09. November 2023
Vor über 90 Jahren geschrieben, dann auf der Flucht vor den Nazis verschollen, erscheint endlich das »Handlexikon sozialistischer Persönlichkeiten« von Max Beer. Das Buch liefert neue Anstöße, sich mit vergessenen Figuren der Arbeiterbewegung zu befassen.
Max Beer, Datum unbekannt.
Wikimedia Commons/Ian Max BeerIn Zeiten von Wikipedia erscheint die Publikation eines Buches mit dem Titel Handlexikon sozialistischer Persönlichkeiten ungewöhnlich. Und auch das Buch, sein Autor Max Beer und seine Entstehungsgeschichte selbst sind ungewöhnlich.

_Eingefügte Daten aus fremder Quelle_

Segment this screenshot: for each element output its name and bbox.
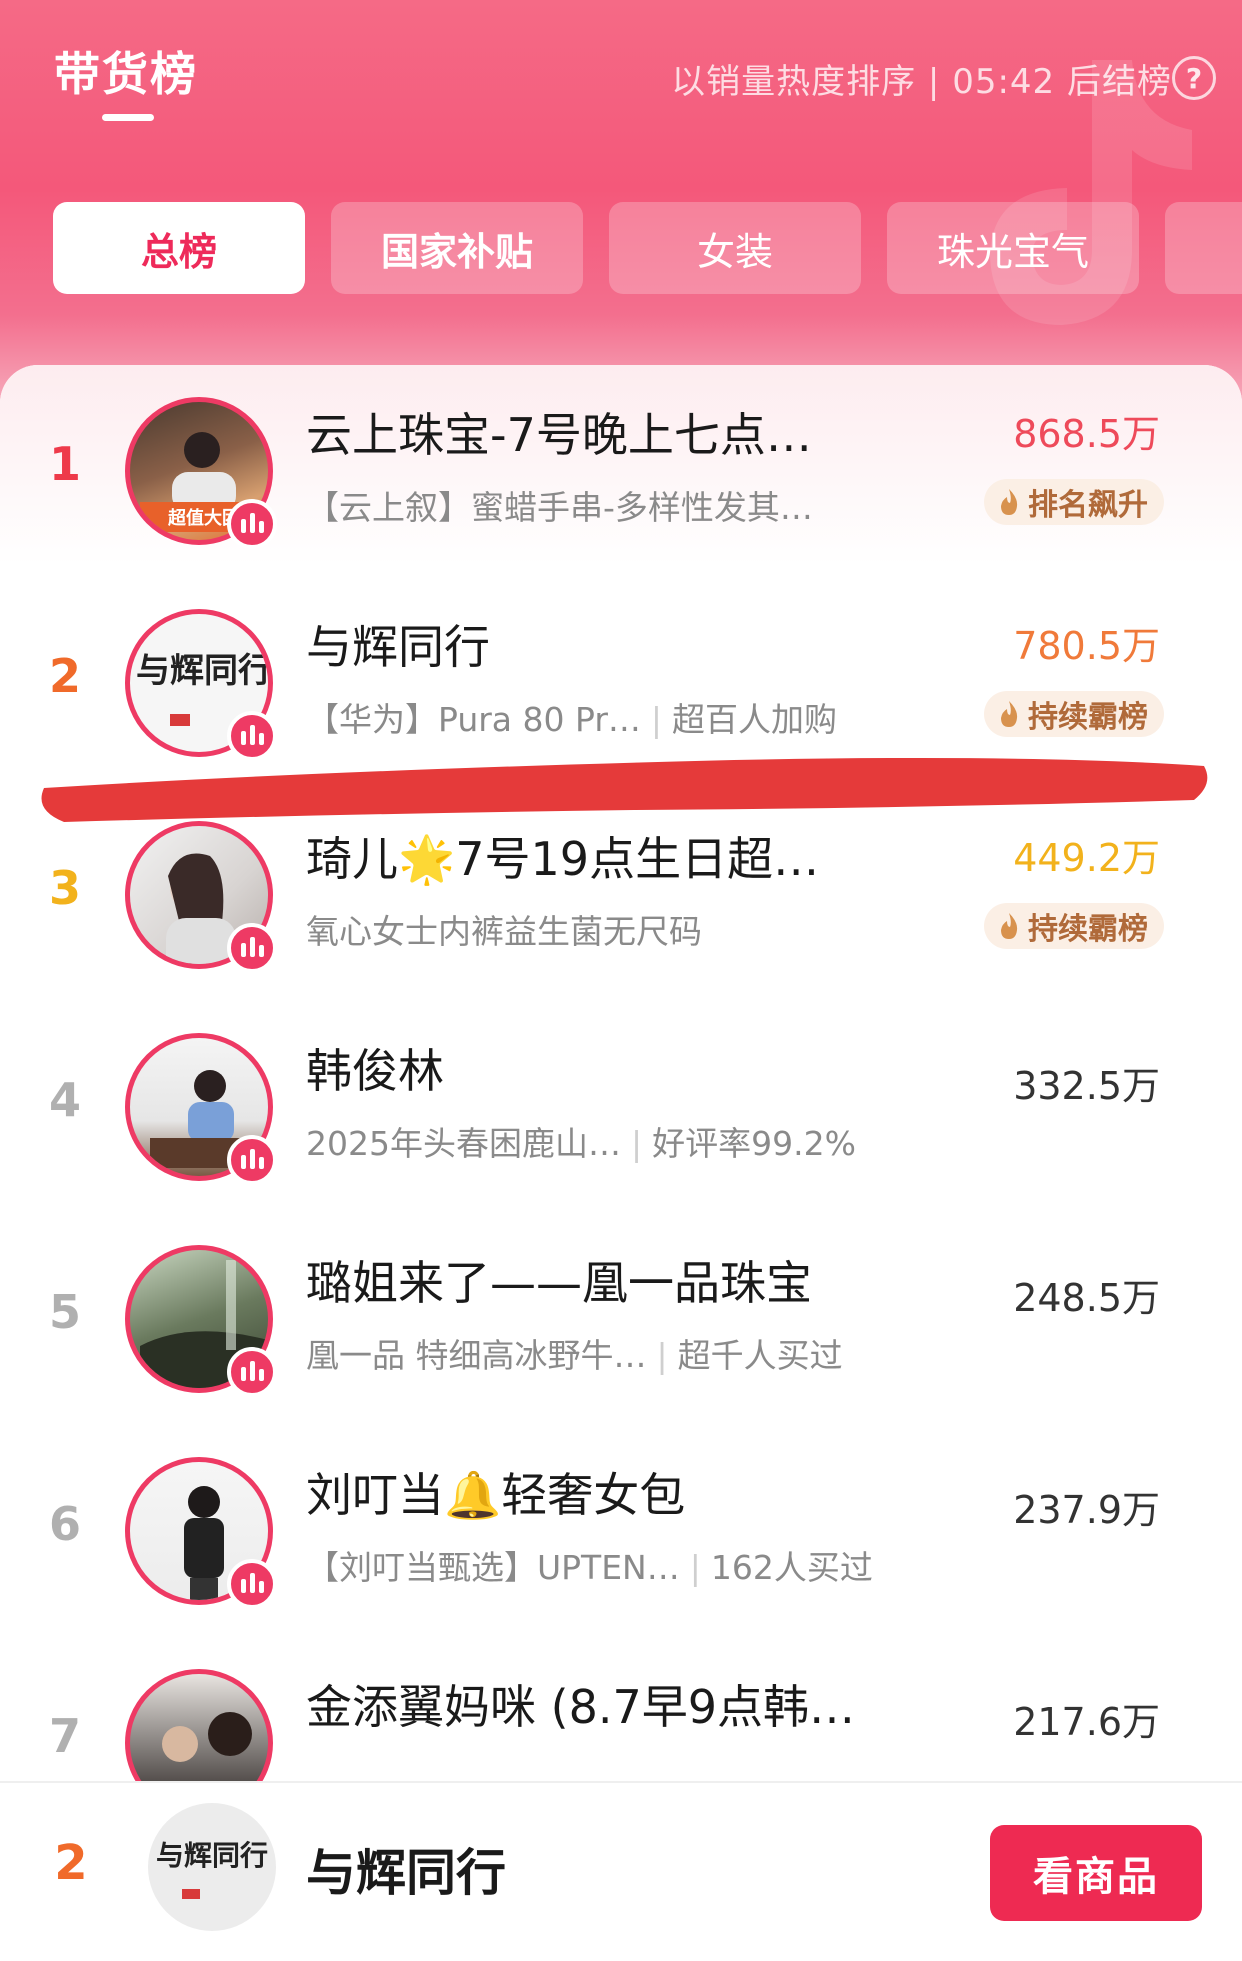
tab-jewelry[interactable]: 珠光宝气 (887, 202, 1139, 294)
ranking-row[interactable]: 5 璐姐来了——凰一品珠宝 凰一品 特细高冰野牛… | 超千人买过 248.5万 (0, 1213, 1242, 1425)
rank-number: 4 (48, 1073, 81, 1127)
flame-icon (1001, 489, 1018, 515)
avatar[interactable]: 与辉同行 (125, 609, 277, 761)
rank-number: 7 (48, 1709, 81, 1763)
live-icon (227, 1347, 277, 1397)
product-highlight: 162人买过 (710, 1548, 873, 1587)
product-info: 凰一品 特细高冰野牛… | 超千人买过 (306, 1336, 843, 1375)
avatar[interactable] (125, 821, 277, 973)
product-highlight: 好评率99.2% (652, 1124, 856, 1163)
sales-value: 780.5万 (1013, 624, 1160, 668)
avatar-calligraphy: 与辉同行 (136, 651, 272, 691)
streamer-name: 琦儿🌟7号19点生日超… (306, 832, 820, 886)
avatar[interactable] (125, 1457, 277, 1609)
streamer-name: 璐姐来了——凰一品珠宝 (306, 1256, 812, 1310)
product-info: 【云上叙】蜜蜡手串-多样性发其… (306, 481, 813, 529)
current-avatar[interactable]: 与辉同行 (148, 1803, 276, 1931)
category-tabs: 总榜 国家补贴 女装 珠光宝气 (53, 202, 1242, 294)
trend-badge: 排名飙升 (984, 479, 1164, 525)
ranking-row[interactable]: 1 超值大团 云上珠宝-7号晚上七点… 【云上叙】蜜蜡手串-多样性发其… 868… (0, 365, 1242, 577)
live-icon (227, 1135, 277, 1185)
ranking-row[interactable]: 4 韩俊林 2025年头春困鹿山… | 好评率99.2% 332.5万 (0, 1001, 1242, 1213)
product-info: 氧心女士内裤益生菌无尺码 (306, 905, 702, 953)
page-title: 带货榜 (54, 47, 198, 101)
product-name: 凰一品 特细高冰野牛… (306, 1336, 647, 1375)
ranking-info: 以销量热度排序 | 05:42 后结榜 (671, 62, 1172, 102)
trend-badge: 持续霸榜 (984, 691, 1164, 737)
avatar[interactable] (125, 1669, 273, 1781)
sales-value: 248.5万 (1013, 1276, 1160, 1320)
current-rank-bar: 2 与辉同行 与辉同行 看商品 (0, 1781, 1242, 1961)
current-rank-number: 2 (54, 1835, 88, 1891)
sales-value: 237.9万 (1013, 1488, 1160, 1532)
product-name: 氧心女士内裤益生菌无尺码 (306, 912, 702, 951)
question-circle-icon[interactable]: ? (1172, 56, 1216, 100)
tab-overall[interactable]: 总榜 (53, 202, 305, 294)
avatar-image: 与辉同行 (156, 1839, 268, 1899)
product-info: 【华为】Pura 80 Pr… | 超百人加购 (306, 700, 838, 739)
rank-number: 1 (48, 437, 81, 491)
streamer-name: 刘叮当🔔轻奢女包 (306, 1468, 686, 1522)
flame-icon (1001, 701, 1018, 727)
product-info: 2025年头春困鹿山… | 好评率99.2% (306, 1124, 856, 1163)
sales-value: 217.6万 (1013, 1700, 1160, 1744)
tab-womens-clothing[interactable]: 女装 (609, 202, 861, 294)
rank-number: 2 (48, 649, 81, 703)
ranking-row[interactable]: 6 刘叮当🔔轻奢女包 【刘叮当甄选】UPTEN… | 162人买过 237.9万 (0, 1425, 1242, 1637)
sales-value: 449.2万 (1013, 836, 1160, 880)
ranking-list: 1 超值大团 云上珠宝-7号晚上七点… 【云上叙】蜜蜡手串-多样性发其… 868… (0, 365, 1242, 1781)
sales-value: 332.5万 (1013, 1064, 1160, 1108)
product-name: 【云上叙】蜜蜡手串-多样性发其… (306, 488, 813, 527)
sales-value: 868.5万 (1013, 412, 1160, 456)
avatar-image (162, 1712, 252, 1762)
rank-number: 5 (48, 1285, 81, 1339)
flame-icon (1001, 913, 1018, 939)
rank-number: 6 (48, 1497, 81, 1551)
current-streamer-name: 与辉同行 (306, 1844, 506, 1902)
product-info: 【刘叮当甄选】UPTEN… | 162人买过 (306, 1548, 873, 1587)
view-products-button[interactable]: 看商品 (990, 1825, 1202, 1921)
streamer-name: 云上珠宝-7号晚上七点… (306, 408, 812, 462)
streamer-name: 金添翼妈咪 (8.7早9点韩… (306, 1680, 855, 1734)
avatar[interactable] (125, 1033, 277, 1185)
tab-national-subsidy[interactable]: 国家补贴 (331, 202, 583, 294)
live-icon (227, 499, 277, 549)
title-underline (102, 114, 154, 121)
avatar-calligraphy: 与辉同行 (156, 1839, 268, 1872)
rank-number: 3 (48, 861, 81, 915)
annotation-underline-mark (41, 758, 1208, 822)
avatar[interactable]: 超值大团 (125, 397, 277, 549)
trend-badge-label: 持续霸榜 (1028, 912, 1148, 947)
tab-more-partial[interactable] (1165, 202, 1242, 294)
product-highlight: 超千人买过 (677, 1336, 843, 1375)
trend-badge: 持续霸榜 (984, 903, 1164, 949)
trend-badge-label: 持续霸榜 (1028, 700, 1148, 735)
live-icon (227, 923, 277, 973)
streamer-name: 韩俊林 (306, 1044, 444, 1098)
streamer-name: 与辉同行 (306, 620, 490, 674)
ranking-row[interactable]: 7 金添翼妈咪 (8.7早9点韩… 217.6万 (0, 1637, 1242, 1781)
product-name: 2025年头春困鹿山… (306, 1124, 621, 1163)
product-name: 【刘叮当甄选】UPTEN… (306, 1548, 680, 1587)
product-highlight: 超百人加购 (672, 700, 838, 739)
trend-badge-label: 排名飙升 (1028, 488, 1148, 523)
live-icon (227, 1559, 277, 1609)
product-name: 【华为】Pura 80 Pr… (306, 700, 641, 739)
avatar[interactable] (125, 1245, 277, 1397)
header: 带货榜 以销量热度排序 | 05:42 后结榜 ? 总榜 国家补贴 女装 珠光宝… (0, 0, 1242, 420)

So besuchte ich im Jahr 2013 – eher zufällig – das Yad Tabenkin Archiv, welches das Archivgut der säkularen israelischen Kibbutzbewegung aufbewahrt, erhält und für die Forschung nutzbar macht. Der Leiter des Archivs, Dr. Azati, zeigte mir bei diesem Besuch diverse deutschsprachige Archivalien, für deren tiefergehende Erforschung dem Archiv derzeit leider die Ressourcen und Kapazitäten fehlen. Mehrere Archivboxen trugen die englische Bezeichnung Encyclopedia of Socialism. Der Autor ihres Inhalts hieß Max Beer (1864–1943) und die Boxen enthielten unzählige schreibmaschinengeschriebene Blätter mit Kurztexten über bedeutende Persönlichkeiten der internationalen sozialistischen Bewegung; ein Typoskript, alphabetisch geordnet, teilweise mit handschriftlichen Korrekturen und Ergänzungen versehen. Aus eben diesen Archivalien entstand das Handlexikon sozialistischer Persönlichkeiten. Das Buch liefert neue Perspektiven auf die sozialen Bewegungen des 19. und 20. Jahrhunderts und Anstöße, sich mit bisher vergessenen Personen der sozialistischen Geschichte auseinanderzusetzen.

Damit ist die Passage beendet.